Specter, the top Republican on the Senate Judiciary Committee, responded: "My staff met today with DNI and DoJ officials regarding the concerns expressed in the letter, and we are considering them."
"I think the legislation has an important purpose," Specter added. "I think we can make reasonable accommodations to their concerns, and we're working on it."
In a separate letter, Defense Secretary Robert Gates said the nation would be more vulnerable to "adversaries' counterintelligence efforts to recruit" those shielded by the bill.
Homeland Security Secretary Michael Chertoff said the bill would create roadblocks to gathering information "from anyone who can claim to be a journalist, including bloggers" and Internet service providers.
The opposition of the top Bush administration officials follows recent high-profile episodes in which reporters have fought efforts to reveal their government sources.
Former USA Today reporter Toni Locy is seeking to reverse a contempt of court citation for refusing to reveal her Justice Department and FBI sources for stories about the criminal investigation of the 2001 anthrax attacks.
Among the government leakers of CIA operative Valerie Plame's identity, it turns out, were President Bush's then-top political adviser, Karl Rove, and Vice President Dick Cheney's former chief of staff, I. Lewis "Scooter" Libby.
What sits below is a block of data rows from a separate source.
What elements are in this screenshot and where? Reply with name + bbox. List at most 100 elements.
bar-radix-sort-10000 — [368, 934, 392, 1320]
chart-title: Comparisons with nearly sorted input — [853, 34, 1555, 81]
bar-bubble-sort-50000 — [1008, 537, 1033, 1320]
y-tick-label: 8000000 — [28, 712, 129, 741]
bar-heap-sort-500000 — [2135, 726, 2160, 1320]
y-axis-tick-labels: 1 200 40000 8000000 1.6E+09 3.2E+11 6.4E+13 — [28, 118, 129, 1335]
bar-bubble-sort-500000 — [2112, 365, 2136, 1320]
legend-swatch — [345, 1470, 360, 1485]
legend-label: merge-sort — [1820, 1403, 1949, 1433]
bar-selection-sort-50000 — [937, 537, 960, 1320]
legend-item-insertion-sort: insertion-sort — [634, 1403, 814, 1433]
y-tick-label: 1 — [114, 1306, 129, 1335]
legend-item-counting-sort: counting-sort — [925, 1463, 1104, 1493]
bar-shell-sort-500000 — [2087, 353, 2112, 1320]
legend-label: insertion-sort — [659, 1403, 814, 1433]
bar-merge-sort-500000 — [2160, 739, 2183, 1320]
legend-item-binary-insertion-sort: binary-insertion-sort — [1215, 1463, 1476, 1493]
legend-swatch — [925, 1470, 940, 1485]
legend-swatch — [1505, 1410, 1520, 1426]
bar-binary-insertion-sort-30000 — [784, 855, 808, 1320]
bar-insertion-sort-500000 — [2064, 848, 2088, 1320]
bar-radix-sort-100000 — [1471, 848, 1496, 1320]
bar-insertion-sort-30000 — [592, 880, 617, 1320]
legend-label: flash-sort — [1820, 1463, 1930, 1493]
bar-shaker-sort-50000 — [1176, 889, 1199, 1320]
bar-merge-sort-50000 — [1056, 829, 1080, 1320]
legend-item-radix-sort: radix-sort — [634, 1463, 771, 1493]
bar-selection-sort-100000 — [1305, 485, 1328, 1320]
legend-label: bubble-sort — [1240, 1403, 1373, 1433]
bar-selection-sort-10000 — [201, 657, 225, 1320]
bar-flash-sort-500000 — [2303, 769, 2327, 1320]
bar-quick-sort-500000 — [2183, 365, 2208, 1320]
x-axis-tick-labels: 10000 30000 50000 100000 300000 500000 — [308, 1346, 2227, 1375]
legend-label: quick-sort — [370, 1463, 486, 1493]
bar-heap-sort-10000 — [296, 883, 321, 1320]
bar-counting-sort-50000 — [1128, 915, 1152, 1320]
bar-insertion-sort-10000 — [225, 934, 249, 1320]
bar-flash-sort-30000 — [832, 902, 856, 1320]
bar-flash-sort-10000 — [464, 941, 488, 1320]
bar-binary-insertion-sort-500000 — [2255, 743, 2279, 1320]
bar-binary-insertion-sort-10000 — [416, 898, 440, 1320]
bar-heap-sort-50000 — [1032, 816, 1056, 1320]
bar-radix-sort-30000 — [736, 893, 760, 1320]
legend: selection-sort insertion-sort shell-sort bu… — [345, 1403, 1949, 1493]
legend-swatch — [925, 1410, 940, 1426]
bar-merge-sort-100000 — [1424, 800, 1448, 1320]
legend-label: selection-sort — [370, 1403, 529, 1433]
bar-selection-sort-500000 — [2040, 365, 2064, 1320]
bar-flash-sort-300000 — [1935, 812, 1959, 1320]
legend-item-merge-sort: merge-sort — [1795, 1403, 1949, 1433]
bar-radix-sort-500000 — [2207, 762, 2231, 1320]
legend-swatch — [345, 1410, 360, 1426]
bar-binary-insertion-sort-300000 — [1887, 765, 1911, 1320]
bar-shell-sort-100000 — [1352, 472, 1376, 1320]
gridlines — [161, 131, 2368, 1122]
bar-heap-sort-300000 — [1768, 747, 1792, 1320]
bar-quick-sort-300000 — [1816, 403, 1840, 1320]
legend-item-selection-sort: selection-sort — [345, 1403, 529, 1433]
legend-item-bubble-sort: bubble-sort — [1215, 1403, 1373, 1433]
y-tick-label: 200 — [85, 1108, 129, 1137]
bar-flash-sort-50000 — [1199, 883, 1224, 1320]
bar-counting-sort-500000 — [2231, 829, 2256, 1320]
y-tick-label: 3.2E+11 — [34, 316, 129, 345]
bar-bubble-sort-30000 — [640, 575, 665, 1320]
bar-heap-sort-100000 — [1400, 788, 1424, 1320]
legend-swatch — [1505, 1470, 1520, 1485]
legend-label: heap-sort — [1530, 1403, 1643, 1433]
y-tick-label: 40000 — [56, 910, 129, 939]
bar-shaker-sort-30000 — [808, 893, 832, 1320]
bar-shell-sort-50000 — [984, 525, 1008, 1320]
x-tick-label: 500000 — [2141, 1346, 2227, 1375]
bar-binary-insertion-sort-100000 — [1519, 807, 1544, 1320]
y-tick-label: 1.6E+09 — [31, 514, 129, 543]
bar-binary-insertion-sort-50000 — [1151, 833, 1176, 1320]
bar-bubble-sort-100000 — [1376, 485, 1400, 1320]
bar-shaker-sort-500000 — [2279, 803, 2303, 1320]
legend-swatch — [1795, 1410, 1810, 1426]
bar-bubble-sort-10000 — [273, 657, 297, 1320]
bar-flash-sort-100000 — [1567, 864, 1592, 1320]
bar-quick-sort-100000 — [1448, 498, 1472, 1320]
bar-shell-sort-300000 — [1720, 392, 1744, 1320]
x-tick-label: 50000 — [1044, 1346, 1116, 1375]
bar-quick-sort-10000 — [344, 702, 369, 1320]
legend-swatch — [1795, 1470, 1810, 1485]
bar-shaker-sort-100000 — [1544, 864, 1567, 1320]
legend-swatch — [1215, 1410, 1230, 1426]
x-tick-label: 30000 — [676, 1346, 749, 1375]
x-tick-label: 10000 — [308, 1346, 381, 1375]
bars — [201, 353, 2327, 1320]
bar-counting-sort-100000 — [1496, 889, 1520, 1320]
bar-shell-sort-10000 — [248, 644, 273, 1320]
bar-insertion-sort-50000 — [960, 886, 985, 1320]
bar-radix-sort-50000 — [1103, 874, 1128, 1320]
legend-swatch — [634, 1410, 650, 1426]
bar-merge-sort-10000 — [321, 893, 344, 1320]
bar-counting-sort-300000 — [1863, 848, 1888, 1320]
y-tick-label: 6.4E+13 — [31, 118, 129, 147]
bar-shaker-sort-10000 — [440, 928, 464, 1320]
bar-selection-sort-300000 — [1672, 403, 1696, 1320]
Former New York Times reporter Judith Miller spent 85 days in jail for refusing to identify Libby to investigators.
The leaks of Plame's identity occurred after Plame's husband publicly accused the administration of twisting prewar intelligence to exaggerate the Iraqi threat.
Special Counsel Patrick Fitzgerald eventually won convictions against Libby for perjury, obstruction and lying to the FBI. Bush commuted Libby's 30-month prison sentence.
Co-sponsors on the bill include Senate Judiciary Committee Chairman Patrick Leahy and Sens. Barbara Boxer, Christopher Dodd, Charles Schumer and Tim Johnson, all Democrats; along with Republican Sens. Lindsey Graham of South Carolina and Richard Lugar of Indiana.
“We've already sought to address these security concerns in a careful way," Schumer said in a statement. "The administration ought to overcome its visceral dislike of the media and do the right thing."